Thursday, April 2, 2009

Tampa Bay Rays Season Preview

Tampa Bay RaysOver at The Rays Party they are doing an excellent series of articles previewing the Rays 2009 season. They have covered catchers, infielders, and pitchers so far, and in today's entry they preview the Rays prospects. Here was my small (they only wanted a couple of paragraphs) contribution:
I get many questions about sleepers in the Rays organization: Who are the younger, lesser known players to keep an eye on? In the past, I would rattle off a list of names from around the Rays nine minor league affiliates that I felt were poised for a breakout year. This sometimes left people thinking it would be too hard to follow players on so many different (often obscure) teams. Entering the 2009 season my advice is simple: Follow the Bowling Green Hot Rods.

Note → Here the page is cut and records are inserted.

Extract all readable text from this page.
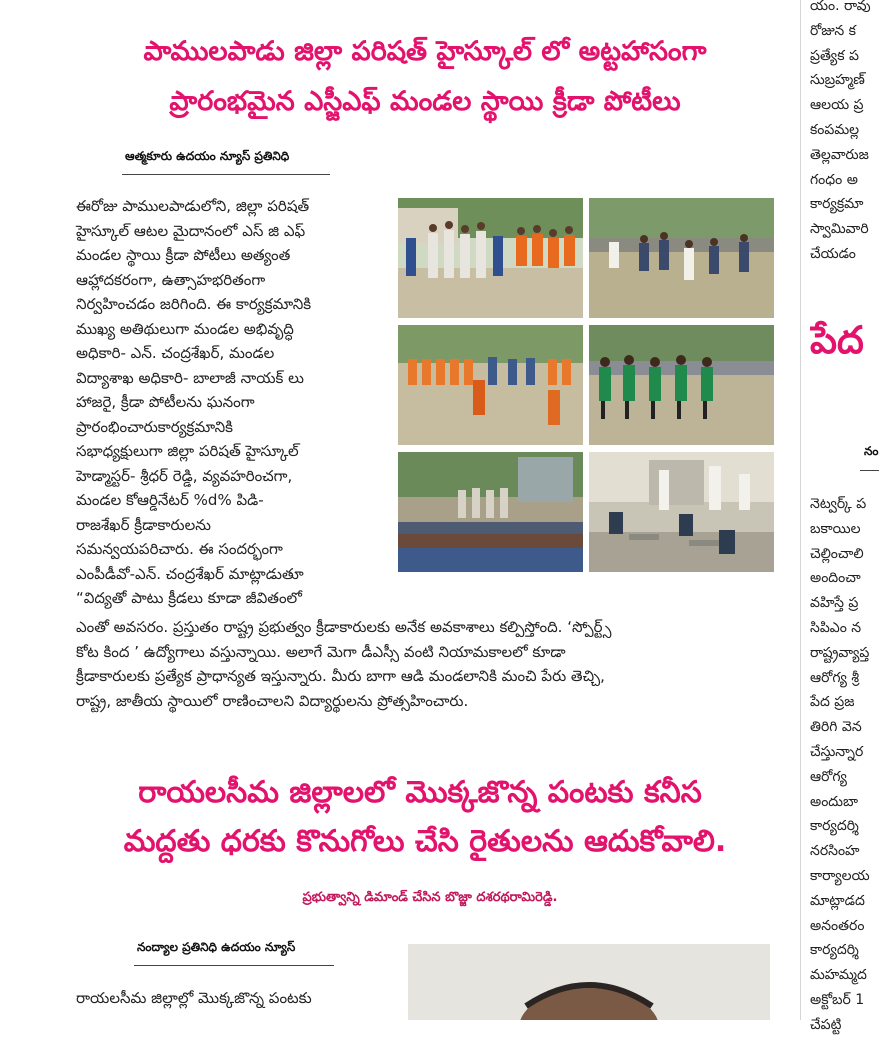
పాములపాడు జిల్లా పరిషత్ హైస్కూల్ లో అట్టహాసంగా
ప్రారంభమైన ఎస్జీఎఫ్ మండల స్థాయి క్రీడా పోటీలు
ఆత్మకూరు ఉదయం న్యూస్ ప్రతినిధి
ఈరోజు పాములపాడులోని, జిల్లా పరిషత్
హైస్కూల్ ఆటల మైదానంలో ఎస్ జి ఎఫ్
మండల స్థాయి క్రీడా పోటీలు అత్యంత
ఆహ్లాదకరంగా, ఉత్సాహభరితంగా
నిర్వహించడం జరిగింది. ఈ కార్యక్రమానికి
ముఖ్య అతిథులుగా మండల అభివృద్ధి
అధికారి- ఎన్. చంద్రశేఖర్, మండల
విద్యాశాఖ అధికారి- బాలాజీ నాయక్ లు
హాజరై, క్రీడా పోటీలను ఘనంగా
ప్రారంభించారుకార్యక్రమానికి
సభాధ్యక్షులుగా జిల్లా పరిషత్ హైస్కూల్
హెడ్మాస్టర్- శ్రీధర్ రెడ్డి, వ్యవహరించగా,
మండల కోఆర్డినేటర్ %d% పిడి-
రాజశేఖర్ క్రీడాకారులను
సమన్వయపరిచారు. ఈ సందర్భంగా
ఎంపీడీవో-ఎన్. చంద్రశేఖర్ మాట్లాడుతూ
“విద్యతో పాటు క్రీడలు కూడా జీవితంలో
ఎంతో అవసరం. ప్రస్తుతం రాష్ట్ర ప్రభుత్వం క్రీడాకారులకు అనేక అవకాశాలు కల్పిస్తోంది. ‘స్పోర్ట్స్
కోట కింద ’ ఉద్యోగాలు వస్తున్నాయి. అలాగే మెగా డీఎస్సీ వంటి నియామకాలలో కూడా
క్రీడాకారులకు ప్రత్యేక ప్రాధాన్యత ఇస్తున్నారు. మీరు బాగా ఆడి మండలానికి మంచి పేరు తెచ్చి,
రాష్ట్ర, జాతీయ స్థాయిలో రాణించాలని విద్యార్థులను ప్రోత్సహించారు.
రాయలసీమ జిల్లాలలో మొక్కజొన్న పంటకు కనీస
మద్దతు ధరకు కొనుగోలు చేసి రైతులను ఆదుకోవాలి.
ప్రభుత్వాన్ని డిమాండ్ చేసిన బొజ్జా దశరథరామిరెడ్డి.
నంద్యాల ప్రతినిధి ఉదయం న్యూస్
రాయలసీమ జిల్లాల్లో మొక్కజొన్న పంటకు
యం. రావు
రోజున క
ప్రత్యేక ప
సుబ్రహ్మణ్
ఆలయ ప్ర
కంపమల్ల
తెల్లవారుజ
గంధం అ
కార్యక్రమా
స్వామివారి
చేయడం
పేద
నం
నెట్వర్క్ ప
బకాయిల
చెల్లించాలి
అందించా
వహిస్తే ప్ర
సిపిఎం న
రాష్ట్రవ్యాప్త
ఆరోగ్య శ్రీ
పేద ప్రజ
తిరిగి వెన
చేస్తున్నార
ఆరోగ్య
అందుబా
కార్యదర్శి
నరసింహ
కార్యాలయ
మాట్లాడద
అనంతరం
కార్యదర్శి
మహమ్మద
అక్టోబర్ 1
చేపట్టి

The Hot Rods are the Rays new low Class A affiliate in the South Atlantic League in Bowling Green, KY, replacing the Columbus (GA) Catfish. The Hot Rods picked a great year to join the Rays organization as they will feature one of the most talented group of young players in minor league baseball. There are the highly ranked prospects: SS Tim Beckham (2008 overall #1 draft pick), RHSP Nick Barnese (2.45 ERA, 84 K in 66 IP in '08), and LHSP Matt Moore (1.66 ERA, 77 K in 54.1 IP in '08). Then there are the lower ranked, lesser known prospects: OF's Kyeong Kang, Anthony Scelfo and Jason Corder, C's Jake Jefferies and Mark Thomas, 1B Mike Sheridan, 2B Elias Otero, SP's Shane Dyer, Tyree Hayes and Chris Andujar, RP's Neil Schenk, Joshua Satow and Marquis Fleming, and closer Matt Gorgen.

This will be most of the Hot Rods' players first season of full-year professional ball, which is extremely important in terms of their future prospect value. A top performance over a long A-ball season could vault some of the lesser-knowns towards the top of the prospect lists entering 2010. A bad year could lead to repeating at Bowling Green in 2010, being looked at as roster filler, and a fall off the prospect lists all together. A great year in low A ball doesn't guarantee a player will be a future major leaguer of course, but it does put them in the prospect spotlight and on a faster track through the minor league system.